Voilà déjà deux ans que j’ai posé mes valises à Dakar. C’est l’occasion pour vous faire un petit debriefing. Toujours le même constat, le temps passe vite, il défile même à vitesse grand V. Toujours cette sensation d’être arrivé il y a peu tout en ayant vu beaucoup d’eau couler sous les ponts. Mon aventure sénégalaise aurait dû se terminer fin janvier mais flash info news : elle va se poursuivre encore quelques mois. Je n’aurais jamais pensé, il y a 2 ans, rester aussi longtemps mais une fois avoir atteint un bon équilibre de vie on se dit « Pourquoi partir d’ici? « . Les opportunités et la qualité de vie sur place font que j’ai pu échapper à un retour en France en plein hiver…  Les petits 18-20°C des dernières semaines nous ont fait ressortir bonnets et doudounes, alors un mercure négatif… non vraiment, je n’imagine pas (non non, ceci n’est pas une fausse excuse pour ne pas rentrer…).

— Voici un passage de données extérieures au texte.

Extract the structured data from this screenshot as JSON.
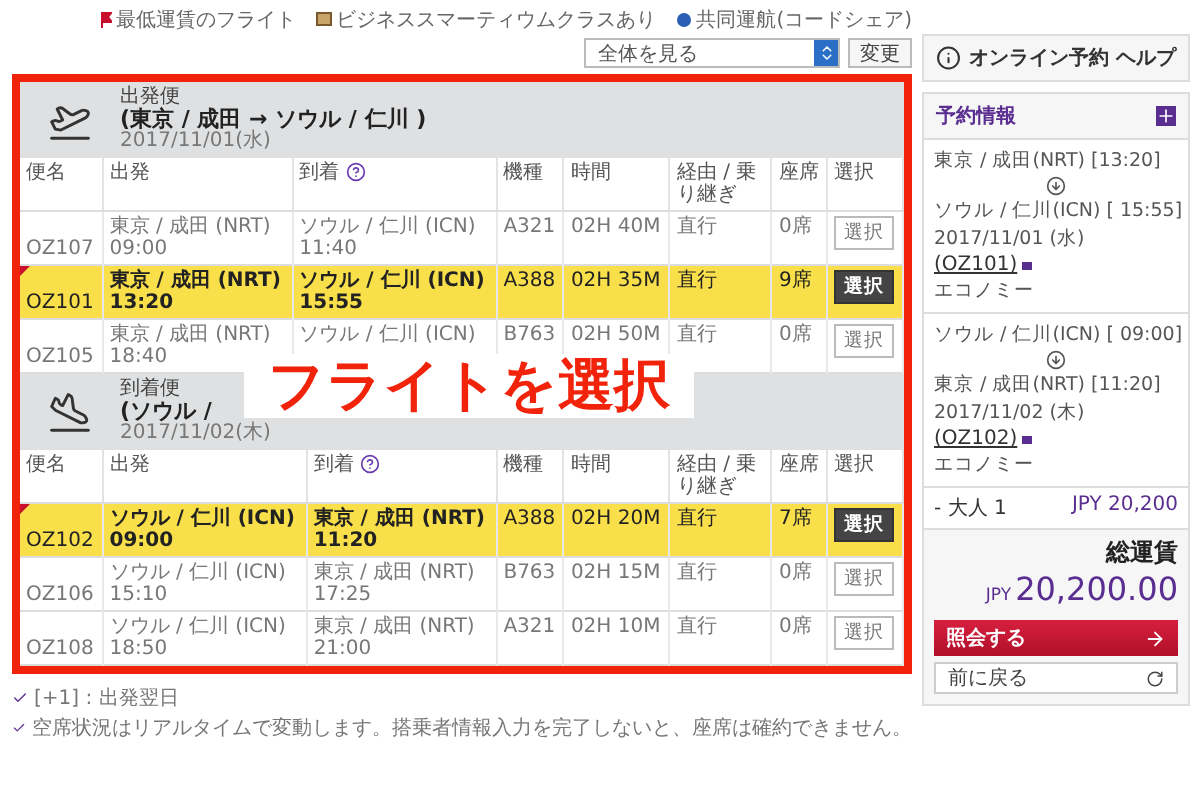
{
  "legend": [
    {
      "kind": "lowest",
      "label": "最低運賃のフライト"
    },
    {
      "kind": "business",
      "label": "ビジネススマーティウムクラスあり"
    },
    {
      "kind": "codeshare",
      "label": "共同運航(コードシェア)"
    }
  ],
  "filter": {
    "value": "全体を見る",
    "button": "変更"
  },
  "sections": [
    {
      "kind": "departure",
      "label": "出発便",
      "route": "(東京 / 成田 → ソウル / 仁川 )",
      "date": "2017/11/01(水)",
      "columns": [
        {
          "label": "便名",
          "help": false
        },
        {
          "label": "出発",
          "help": false
        },
        {
          "label": "到着",
          "help": true
        },
        {
          "label": "機種",
          "help": false
        },
        {
          "label": "時間",
          "help": false
        },
        {
          "label": "経由 / 乗り継ぎ",
          "help": false
        },
        {
          "label": "座席",
          "help": false
        },
        {
          "label": "選択",
          "help": false
        }
      ],
      "flights": [
        {
          "flight": "OZ107",
          "lowest_fare": false,
          "selected": false,
          "dep_place": "東京 / 成田 (NRT)",
          "dep_time": "09:00",
          "arr_place": "ソウル / 仁川 (ICN)",
          "arr_time": "11:40",
          "aircraft": "A321",
          "duration": "02H 40M",
          "via": "直行",
          "seats": "0席",
          "button": "選択"
        },
        {
          "flight": "OZ101",
          "lowest_fare": true,
          "selected": true,
          "dep_place": "東京 / 成田 (NRT)",
          "dep_time": "13:20",
          "arr_place": "ソウル / 仁川 (ICN)",
          "arr_time": "15:55",
          "aircraft": "A388",
          "duration": "02H 35M",
          "via": "直行",
          "seats": "9席",
          "button": "選択"
        },
        {
          "flight": "OZ105",
          "lowest_fare": false,
          "selected": false,
          "dep_place": "東京 / 成田 (NRT)",
          "dep_time": "18:40",
          "arr_place": "ソウル / 仁川 (ICN)",
          "aircraft": "B763",
          "duration": "02H 50M",
          "via": "直行",
          "seats": "0席",
          "button": "選択"
        }
      ]
    },
    {
      "kind": "arrival",
      "label": "到着便",
      "route": "(ソウル /",
      "date": "2017/11/02(木)",
      "columns": [
        {
          "label": "便名",
          "help": false
        },
        {
          "label": "出発",
          "help": false
        },
        {
          "label": "到着",
          "help": true
        },
        {
          "label": "機種",
          "help": false
        },
        {
          "label": "時間",
          "help": false
        },
        {
          "label": "経由 / 乗り継ぎ",
          "help": false
        },
        {
          "label": "座席",
          "help": false
        },
        {
          "label": "選択",
          "help": false
        }
      ],
      "flights": [
        {
          "flight": "OZ102",
          "lowest_fare": true,
          "selected": true,
          "dep_place": "ソウル / 仁川 (ICN)",
          "dep_time": "09:00",
          "arr_place": "東京 / 成田 (NRT)",
          "arr_time": "11:20",
          "aircraft": "A388",
          "duration": "02H 20M",
          "via": "直行",
          "seats": "7席",
          "button": "選択"
        },
        {
          "flight": "OZ106",
          "lowest_fare": false,
          "selected": false,
          "dep_place": "ソウル / 仁川 (ICN)",
          "dep_time": "15:10",
          "arr_place": "東京 / 成田 (NRT)",
          "arr_time": "17:25",
          "aircraft": "B763",
          "duration": "02H 15M",
          "via": "直行",
          "seats": "0席",
          "button": "選択"
        },
        {
          "flight": "OZ108",
          "lowest_fare": false,
          "selected": false,
          "dep_place": "ソウル / 仁川 (ICN)",
          "dep_time": "18:50",
          "arr_place": "東京 / 成田 (NRT)",
          "arr_time": "21:00",
          "aircraft": "A321",
          "duration": "02H 10M",
          "via": "直行",
          "seats": "0席",
          "button": "選択"
        }
      ]
    }
  ],
  "annotation": {
    "text": "フライトを選択"
  },
  "notes": [
    "[+1] : 出発翌日",
    "空席状況はリアルタイムで変動します。搭乗者情報入力を完了しないと、座席は確約できません。"
  ],
  "sidebar": {
    "help_button": "オンライン予約 ヘルプ",
    "title": "予約情報",
    "segments": [
      {
        "from": "東京 / 成田(NRT) [13:20]",
        "to": "ソウル / 仁川(ICN) [ 15:55]",
        "date": "2017/11/01 (水)",
        "flight": "(OZ101)",
        "cabin": "エコノミー"
      },
      {
        "from": "ソウル / 仁川(ICN) [ 09:00]",
        "to": "東京 / 成田(NRT) [11:20]",
        "date": "2017/11/02 (木)",
        "flight": "(OZ102)",
        "cabin": "エコノミー"
      }
    ],
    "fare": {
      "label": "- 大人 1",
      "amount": "JPY 20,200"
    },
    "total": {
      "label": "総運賃",
      "currency": "JPY",
      "amount": "20,200.00"
    },
    "next_button": "照会する",
    "back_button": "前に戻る"
  }
}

Canal Dakar 2 ansLe dépaysement a disparu au fil du temps bien que je sois toujours ébahi par la beauté de certains paysages qui vendent du rêve. Conscient de la chance de vivre dans un tel cadre, je me dit souvent « On est pas bien là?! « . D’ailleurs, c’est sûrement cette petite phrase qui me dit de rester encore un peu. A l’heure actuelle, je n’ai toujours pas visité les régions clés comme la Casamance ou encore le Sénégal oriental (pays Bassari, parc du Niokolo Koba). Ces escapades sont prévues pour la première moitié 2013 afin d’échapper à la chaleur suffocante de l’hivernage. Pour tout avouer, ça m’embêterait de quitter le Sénégal sans avoir mis les pieds dans ces régions après tant de temps passé ici.

J’ai parlé plus haut d’un équilibre de vie. Je fais surtout allusion à un équilibre social. Il est très facile de se faire des groupes d’amis sympas pour passer du bon temps. Malheureusement lorsque l’on s’entoure d’expat’, les départs réguliers (et trop fréquents) grignotent cet équilibre et obligent à sortir pour rencontrer les nouveaux arrivants. Parfois, cet effort, on n’a plus envie de le faire, alors on s’accroche aux amis qui restent. Et on accueille à bras ouverts ceux qui reviennent ou ceux qui viennent rendre visite pour leurs vacances…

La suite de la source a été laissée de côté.